Kristen Stewart i Nicholas Hoult w roku 1984
Nowy film Drake'a Doremusa, w którym zagrają Kristen Stewart i Nicholas Hoult, będzie kolejną adaptacją powieści "1984" George'a Orwella.
W październiku ubiegłego roku reżyser poinformował, że w jego nowym projekcie zagrają Stewart i Hoult, jednak do tej pory nie zdradzał, o czym będzie film. Dziś wiemy już, że będzie to uwspółcześniona wersja historii przedstawionej w powieści "1984" Orwella. Doremus, twórca filmów "Like Crazy" i "Breathe In", zapewnia, że także i tym razem postawi na improwizację w niemal każdej scenie, podobnie jak w swoich poprzednich projektach. Dla Stewart i Houlta oznacza to więc nowe wyzwanie.

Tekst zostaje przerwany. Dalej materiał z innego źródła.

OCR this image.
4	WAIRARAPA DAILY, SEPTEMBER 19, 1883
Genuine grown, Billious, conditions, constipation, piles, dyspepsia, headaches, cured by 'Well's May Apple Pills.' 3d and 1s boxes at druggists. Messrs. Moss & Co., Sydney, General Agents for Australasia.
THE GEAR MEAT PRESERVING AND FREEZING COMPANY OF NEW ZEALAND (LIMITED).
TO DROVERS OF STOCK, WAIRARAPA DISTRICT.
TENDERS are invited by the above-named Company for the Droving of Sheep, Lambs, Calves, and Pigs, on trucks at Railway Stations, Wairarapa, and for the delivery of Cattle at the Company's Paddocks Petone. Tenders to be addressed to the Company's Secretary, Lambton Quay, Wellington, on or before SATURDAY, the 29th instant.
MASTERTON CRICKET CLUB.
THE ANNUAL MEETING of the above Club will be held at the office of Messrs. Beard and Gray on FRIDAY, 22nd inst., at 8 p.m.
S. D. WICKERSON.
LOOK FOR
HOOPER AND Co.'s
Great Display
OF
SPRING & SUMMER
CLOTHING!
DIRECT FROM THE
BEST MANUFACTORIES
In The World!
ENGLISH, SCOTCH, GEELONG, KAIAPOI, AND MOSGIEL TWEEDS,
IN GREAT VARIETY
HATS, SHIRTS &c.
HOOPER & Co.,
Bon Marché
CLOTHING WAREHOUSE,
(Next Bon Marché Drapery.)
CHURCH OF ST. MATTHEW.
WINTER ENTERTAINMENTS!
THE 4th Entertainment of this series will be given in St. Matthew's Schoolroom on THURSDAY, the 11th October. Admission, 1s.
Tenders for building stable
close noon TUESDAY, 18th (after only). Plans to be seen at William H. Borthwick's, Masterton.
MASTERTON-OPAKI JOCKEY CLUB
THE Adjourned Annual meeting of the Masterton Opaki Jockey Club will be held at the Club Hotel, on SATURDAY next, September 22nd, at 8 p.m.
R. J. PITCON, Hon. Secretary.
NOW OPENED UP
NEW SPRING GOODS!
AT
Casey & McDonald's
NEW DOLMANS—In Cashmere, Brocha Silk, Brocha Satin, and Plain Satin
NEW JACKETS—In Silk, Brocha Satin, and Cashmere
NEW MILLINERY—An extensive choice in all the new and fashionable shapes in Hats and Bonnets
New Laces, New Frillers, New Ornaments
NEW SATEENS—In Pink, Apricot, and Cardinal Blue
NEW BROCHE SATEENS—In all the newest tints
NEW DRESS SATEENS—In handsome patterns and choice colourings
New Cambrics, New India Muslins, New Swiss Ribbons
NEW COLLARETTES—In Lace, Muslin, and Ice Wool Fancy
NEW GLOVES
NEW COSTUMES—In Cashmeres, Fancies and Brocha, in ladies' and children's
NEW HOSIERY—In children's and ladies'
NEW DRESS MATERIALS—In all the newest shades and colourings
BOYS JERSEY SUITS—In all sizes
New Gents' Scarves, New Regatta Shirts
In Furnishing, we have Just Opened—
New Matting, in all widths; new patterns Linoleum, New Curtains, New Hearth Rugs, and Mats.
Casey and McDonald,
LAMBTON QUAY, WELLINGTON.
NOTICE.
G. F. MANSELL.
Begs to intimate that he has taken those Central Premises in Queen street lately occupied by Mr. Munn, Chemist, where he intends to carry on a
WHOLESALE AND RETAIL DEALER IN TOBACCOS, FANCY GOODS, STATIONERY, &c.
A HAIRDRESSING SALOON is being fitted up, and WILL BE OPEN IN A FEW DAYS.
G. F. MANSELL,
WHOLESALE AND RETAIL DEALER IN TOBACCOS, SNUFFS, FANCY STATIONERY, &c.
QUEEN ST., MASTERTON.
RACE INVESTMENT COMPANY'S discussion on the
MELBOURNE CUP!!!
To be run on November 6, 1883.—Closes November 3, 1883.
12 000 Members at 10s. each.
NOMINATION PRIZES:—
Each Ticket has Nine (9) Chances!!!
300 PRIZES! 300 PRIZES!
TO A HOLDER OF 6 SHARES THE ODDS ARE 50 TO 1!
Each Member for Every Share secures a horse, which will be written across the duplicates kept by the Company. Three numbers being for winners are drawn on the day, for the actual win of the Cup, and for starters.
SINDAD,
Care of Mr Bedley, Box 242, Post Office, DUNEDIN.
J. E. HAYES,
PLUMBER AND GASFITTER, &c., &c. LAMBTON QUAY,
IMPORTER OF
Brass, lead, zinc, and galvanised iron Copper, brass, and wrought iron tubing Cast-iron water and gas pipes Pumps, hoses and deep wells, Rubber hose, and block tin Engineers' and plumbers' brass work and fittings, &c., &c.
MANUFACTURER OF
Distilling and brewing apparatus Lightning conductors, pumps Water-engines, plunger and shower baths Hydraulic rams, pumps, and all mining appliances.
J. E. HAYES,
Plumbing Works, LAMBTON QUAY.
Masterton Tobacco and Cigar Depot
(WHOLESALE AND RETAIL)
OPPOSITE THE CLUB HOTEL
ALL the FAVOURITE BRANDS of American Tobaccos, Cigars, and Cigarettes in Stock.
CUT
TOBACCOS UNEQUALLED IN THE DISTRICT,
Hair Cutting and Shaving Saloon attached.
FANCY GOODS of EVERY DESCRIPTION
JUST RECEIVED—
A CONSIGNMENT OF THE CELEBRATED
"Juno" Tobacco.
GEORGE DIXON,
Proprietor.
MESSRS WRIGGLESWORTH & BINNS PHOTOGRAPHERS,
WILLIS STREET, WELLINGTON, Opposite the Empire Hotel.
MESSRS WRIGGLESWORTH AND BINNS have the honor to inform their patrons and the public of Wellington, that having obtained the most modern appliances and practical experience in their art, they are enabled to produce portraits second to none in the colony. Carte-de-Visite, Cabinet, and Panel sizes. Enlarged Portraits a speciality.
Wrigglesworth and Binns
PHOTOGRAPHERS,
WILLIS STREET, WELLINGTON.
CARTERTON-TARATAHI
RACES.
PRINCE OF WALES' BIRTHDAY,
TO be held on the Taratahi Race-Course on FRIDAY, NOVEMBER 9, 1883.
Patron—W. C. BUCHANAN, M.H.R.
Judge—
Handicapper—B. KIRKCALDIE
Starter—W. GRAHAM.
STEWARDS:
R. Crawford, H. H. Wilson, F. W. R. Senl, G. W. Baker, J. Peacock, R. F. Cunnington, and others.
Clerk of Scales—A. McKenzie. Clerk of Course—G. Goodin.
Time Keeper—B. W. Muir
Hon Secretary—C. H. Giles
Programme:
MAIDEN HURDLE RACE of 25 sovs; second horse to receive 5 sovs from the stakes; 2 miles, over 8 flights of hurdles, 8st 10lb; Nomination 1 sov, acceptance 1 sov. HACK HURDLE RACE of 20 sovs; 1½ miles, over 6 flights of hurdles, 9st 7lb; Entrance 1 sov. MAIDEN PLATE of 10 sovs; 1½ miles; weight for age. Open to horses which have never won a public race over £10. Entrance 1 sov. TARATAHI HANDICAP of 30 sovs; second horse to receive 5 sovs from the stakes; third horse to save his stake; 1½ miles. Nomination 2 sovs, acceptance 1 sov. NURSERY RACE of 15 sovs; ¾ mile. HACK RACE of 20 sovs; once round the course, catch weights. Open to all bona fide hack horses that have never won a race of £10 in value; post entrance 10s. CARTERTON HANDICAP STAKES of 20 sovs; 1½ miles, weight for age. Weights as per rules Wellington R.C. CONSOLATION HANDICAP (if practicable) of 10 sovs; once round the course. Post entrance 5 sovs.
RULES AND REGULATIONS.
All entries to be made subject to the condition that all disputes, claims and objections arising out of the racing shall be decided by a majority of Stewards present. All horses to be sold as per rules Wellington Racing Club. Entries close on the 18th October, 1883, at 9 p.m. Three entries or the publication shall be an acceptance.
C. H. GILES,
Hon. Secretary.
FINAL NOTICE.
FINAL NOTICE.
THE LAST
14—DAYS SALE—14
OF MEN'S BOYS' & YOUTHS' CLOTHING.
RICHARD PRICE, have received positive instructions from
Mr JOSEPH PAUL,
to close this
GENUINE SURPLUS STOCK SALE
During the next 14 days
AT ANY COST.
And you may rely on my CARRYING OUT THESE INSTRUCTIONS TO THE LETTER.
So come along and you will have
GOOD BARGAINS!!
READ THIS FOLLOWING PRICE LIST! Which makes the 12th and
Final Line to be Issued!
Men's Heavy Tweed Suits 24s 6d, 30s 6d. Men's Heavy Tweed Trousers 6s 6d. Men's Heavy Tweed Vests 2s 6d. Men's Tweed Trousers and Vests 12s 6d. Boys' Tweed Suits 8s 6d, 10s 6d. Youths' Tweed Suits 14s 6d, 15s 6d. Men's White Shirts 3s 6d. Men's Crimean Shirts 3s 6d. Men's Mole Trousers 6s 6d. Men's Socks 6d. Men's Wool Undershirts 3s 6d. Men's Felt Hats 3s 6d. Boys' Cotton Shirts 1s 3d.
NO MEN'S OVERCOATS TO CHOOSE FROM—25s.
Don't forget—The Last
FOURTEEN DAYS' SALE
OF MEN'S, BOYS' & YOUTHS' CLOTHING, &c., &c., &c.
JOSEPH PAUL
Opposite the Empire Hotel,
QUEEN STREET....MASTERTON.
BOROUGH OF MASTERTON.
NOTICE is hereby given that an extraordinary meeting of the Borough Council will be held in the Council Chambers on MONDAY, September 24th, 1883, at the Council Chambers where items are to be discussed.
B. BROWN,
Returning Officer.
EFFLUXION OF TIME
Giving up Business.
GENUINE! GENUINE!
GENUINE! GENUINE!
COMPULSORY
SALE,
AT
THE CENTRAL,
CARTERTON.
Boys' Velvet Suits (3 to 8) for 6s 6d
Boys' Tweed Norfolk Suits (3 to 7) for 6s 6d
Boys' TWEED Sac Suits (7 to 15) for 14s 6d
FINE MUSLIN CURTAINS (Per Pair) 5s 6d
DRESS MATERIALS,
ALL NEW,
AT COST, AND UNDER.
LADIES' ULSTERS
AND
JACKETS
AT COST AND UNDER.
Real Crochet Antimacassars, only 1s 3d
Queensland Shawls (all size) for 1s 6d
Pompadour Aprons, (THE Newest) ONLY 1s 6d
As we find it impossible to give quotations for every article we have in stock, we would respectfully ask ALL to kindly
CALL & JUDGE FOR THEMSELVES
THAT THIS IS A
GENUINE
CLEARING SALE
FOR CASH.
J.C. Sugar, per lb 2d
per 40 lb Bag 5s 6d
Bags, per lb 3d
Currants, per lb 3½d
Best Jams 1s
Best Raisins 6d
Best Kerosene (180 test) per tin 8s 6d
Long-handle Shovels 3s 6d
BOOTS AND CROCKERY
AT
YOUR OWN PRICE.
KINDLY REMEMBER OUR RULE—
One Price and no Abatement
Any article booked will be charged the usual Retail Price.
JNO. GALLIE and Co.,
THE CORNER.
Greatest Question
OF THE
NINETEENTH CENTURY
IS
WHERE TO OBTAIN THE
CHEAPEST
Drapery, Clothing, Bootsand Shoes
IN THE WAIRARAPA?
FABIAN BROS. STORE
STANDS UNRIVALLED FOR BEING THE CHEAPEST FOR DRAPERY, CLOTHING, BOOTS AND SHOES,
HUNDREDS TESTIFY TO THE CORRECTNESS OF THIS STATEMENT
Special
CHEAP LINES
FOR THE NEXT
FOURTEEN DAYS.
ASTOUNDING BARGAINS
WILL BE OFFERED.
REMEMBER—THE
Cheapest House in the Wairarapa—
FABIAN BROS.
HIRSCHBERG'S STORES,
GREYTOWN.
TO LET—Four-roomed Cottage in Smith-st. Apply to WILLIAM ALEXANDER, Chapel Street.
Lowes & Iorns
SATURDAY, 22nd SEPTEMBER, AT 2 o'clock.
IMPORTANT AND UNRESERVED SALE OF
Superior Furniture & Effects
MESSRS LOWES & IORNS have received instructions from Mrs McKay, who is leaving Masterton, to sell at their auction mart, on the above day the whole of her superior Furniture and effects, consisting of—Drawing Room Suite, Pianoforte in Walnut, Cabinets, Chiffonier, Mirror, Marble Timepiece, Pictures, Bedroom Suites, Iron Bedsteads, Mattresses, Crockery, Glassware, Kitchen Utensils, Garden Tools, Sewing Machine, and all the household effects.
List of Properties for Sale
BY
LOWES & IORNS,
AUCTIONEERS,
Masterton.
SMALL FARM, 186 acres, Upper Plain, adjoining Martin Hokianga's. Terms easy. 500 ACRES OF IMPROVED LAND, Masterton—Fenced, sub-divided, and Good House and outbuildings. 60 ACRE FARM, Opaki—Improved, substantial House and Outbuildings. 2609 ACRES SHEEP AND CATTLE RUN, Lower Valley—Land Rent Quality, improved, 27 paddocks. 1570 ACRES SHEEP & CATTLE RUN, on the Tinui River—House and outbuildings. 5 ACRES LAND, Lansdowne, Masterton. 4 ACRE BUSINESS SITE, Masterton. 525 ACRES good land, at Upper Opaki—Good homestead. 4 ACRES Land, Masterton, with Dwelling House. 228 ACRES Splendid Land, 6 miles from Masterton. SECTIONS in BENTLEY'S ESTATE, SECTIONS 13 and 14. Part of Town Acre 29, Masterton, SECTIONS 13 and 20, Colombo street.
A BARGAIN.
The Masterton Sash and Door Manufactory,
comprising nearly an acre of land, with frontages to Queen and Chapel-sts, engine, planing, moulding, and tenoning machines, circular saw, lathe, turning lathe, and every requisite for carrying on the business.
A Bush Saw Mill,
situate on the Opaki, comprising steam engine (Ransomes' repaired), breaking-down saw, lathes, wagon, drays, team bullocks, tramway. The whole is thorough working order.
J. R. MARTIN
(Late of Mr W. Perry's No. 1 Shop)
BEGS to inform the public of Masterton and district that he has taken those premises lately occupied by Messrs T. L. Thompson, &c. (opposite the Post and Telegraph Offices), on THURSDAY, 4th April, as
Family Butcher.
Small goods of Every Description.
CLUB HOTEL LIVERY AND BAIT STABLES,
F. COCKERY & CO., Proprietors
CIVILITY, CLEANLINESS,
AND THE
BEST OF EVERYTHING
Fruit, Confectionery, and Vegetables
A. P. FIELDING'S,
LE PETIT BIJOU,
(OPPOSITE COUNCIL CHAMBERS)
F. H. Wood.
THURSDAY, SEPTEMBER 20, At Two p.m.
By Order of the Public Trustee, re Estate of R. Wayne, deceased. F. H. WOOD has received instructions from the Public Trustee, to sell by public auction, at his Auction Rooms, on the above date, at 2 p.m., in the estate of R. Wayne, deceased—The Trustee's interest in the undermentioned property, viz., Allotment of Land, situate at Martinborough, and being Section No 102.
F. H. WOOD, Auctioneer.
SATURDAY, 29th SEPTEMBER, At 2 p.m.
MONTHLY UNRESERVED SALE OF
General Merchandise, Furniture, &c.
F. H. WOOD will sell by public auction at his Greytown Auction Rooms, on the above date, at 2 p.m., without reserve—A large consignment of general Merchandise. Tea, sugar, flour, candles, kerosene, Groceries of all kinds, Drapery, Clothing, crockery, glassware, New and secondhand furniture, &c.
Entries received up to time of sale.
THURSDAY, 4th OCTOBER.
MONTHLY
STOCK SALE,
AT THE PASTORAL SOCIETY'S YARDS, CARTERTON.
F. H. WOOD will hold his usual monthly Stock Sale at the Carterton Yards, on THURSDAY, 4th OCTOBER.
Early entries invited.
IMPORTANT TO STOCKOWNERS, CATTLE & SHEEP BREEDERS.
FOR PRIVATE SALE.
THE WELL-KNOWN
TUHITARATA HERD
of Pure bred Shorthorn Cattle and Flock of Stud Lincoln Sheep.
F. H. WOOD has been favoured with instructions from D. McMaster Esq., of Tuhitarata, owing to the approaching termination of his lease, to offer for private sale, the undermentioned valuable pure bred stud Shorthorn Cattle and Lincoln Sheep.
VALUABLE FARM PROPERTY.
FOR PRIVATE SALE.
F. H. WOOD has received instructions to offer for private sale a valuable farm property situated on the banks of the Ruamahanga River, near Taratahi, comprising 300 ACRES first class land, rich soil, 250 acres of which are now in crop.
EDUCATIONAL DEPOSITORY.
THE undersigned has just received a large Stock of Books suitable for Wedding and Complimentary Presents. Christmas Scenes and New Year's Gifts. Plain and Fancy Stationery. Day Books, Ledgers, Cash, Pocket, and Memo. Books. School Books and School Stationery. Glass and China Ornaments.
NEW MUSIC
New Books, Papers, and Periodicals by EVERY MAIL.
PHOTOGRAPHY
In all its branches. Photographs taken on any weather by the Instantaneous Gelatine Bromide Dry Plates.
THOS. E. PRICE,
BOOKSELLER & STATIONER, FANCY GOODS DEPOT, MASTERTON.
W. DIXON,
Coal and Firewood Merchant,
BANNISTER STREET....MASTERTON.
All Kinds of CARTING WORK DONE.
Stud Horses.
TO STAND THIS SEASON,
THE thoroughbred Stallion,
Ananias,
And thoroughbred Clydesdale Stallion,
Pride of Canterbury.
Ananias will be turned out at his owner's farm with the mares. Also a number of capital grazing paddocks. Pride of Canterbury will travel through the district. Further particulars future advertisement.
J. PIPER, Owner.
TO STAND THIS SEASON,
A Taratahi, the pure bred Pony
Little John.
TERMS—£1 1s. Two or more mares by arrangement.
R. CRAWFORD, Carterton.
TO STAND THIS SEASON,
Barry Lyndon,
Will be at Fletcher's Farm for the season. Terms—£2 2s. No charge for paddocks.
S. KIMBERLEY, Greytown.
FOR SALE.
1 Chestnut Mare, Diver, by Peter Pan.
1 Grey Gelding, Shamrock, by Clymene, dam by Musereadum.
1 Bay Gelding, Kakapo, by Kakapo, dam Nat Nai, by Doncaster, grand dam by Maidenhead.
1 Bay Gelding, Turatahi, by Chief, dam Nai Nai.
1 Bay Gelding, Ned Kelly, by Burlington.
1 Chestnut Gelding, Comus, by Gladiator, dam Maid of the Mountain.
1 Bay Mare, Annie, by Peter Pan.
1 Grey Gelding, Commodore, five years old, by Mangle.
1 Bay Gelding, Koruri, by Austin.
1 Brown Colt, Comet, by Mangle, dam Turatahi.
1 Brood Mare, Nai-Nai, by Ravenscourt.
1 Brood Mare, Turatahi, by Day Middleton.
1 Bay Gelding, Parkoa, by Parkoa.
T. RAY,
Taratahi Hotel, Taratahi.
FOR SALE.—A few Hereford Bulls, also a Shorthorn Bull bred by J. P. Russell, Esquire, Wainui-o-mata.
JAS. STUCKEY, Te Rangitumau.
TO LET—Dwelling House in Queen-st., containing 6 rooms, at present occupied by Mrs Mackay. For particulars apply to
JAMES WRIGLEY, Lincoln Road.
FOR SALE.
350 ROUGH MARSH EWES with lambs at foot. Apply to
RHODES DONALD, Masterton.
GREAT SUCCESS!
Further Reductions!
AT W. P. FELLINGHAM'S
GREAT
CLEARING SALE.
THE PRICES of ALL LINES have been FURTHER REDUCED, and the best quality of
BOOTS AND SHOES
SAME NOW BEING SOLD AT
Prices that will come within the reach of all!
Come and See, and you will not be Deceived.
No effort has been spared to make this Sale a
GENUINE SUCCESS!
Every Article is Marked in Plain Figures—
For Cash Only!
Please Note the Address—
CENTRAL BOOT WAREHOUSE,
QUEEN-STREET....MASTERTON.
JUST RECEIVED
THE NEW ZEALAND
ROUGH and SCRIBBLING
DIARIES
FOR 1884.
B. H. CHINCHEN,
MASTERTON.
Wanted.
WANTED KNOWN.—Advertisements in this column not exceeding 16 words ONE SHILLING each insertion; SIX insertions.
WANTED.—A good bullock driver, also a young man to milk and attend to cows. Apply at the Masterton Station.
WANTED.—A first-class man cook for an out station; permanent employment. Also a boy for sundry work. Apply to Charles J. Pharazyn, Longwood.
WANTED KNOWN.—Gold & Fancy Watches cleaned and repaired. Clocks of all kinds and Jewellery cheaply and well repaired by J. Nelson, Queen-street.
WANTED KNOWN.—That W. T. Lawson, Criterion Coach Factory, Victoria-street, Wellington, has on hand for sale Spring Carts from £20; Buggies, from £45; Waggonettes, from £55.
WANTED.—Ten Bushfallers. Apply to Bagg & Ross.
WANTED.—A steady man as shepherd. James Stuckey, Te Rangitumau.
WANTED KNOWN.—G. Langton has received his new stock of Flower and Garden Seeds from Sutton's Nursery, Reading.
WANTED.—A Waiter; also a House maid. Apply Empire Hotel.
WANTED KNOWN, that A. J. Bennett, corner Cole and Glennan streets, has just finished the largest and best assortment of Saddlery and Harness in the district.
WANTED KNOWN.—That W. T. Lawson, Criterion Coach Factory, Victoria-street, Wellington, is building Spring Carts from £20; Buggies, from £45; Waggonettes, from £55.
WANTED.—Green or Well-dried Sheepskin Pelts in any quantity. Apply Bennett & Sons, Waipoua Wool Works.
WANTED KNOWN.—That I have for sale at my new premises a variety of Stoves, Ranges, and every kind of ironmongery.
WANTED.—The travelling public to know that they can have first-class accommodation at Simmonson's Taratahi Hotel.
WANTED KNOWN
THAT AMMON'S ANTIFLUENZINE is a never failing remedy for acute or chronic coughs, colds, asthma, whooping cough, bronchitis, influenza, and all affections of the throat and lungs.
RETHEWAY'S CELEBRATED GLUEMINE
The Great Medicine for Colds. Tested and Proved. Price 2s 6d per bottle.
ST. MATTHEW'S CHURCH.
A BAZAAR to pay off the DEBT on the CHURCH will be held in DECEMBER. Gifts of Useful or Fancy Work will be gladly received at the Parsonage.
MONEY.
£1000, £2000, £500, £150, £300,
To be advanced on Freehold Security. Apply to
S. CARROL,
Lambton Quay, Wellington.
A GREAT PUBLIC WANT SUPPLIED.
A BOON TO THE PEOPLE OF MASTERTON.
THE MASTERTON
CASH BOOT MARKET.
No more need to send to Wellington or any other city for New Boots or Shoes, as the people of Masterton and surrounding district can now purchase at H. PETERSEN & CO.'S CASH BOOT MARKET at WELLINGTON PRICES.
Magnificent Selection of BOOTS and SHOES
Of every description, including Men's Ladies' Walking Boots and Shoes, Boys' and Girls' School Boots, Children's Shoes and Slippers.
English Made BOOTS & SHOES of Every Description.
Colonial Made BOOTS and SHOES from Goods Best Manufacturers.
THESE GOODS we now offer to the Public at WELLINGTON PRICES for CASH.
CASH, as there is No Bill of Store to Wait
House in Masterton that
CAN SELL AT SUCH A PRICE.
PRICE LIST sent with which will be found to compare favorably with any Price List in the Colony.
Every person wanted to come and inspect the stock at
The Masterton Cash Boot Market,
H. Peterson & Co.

- Jestem przerażona - przyznała aktorka. - Nie wierzę, że się na to zgodziłam. Choć ten film opiera się na dość prostej koncepcji, jest bardzo ambitny. To historia wielkiej i trudnej miłości. Ufam Drake'owi i wiem, że wszystko wyjdzie naturalnie i prawdziwie, choć z początku mocno się opierałam. Nie chciałam się zgodzić na tę rolę, ale on nie przyjmuje odmowy.
Przypomnijmy, że antyutopia "1984" przedstawia historię Winstona Smitha, mężczyzny żyjącego w totalitarnym świecie kierowanym przez Wielkiego Brata. Winston podejmuje beznadziejną walkę z systemem, próbując zdobyć chociaż namiastkę wolności dla siebie i ukochanej Julii.
Nicholas Hoult zagra Winstona, a Stewart - Julię. Powieść Orwella była przenoszona na duży ekran już dwukrotnie - w latach 1956 i 1984.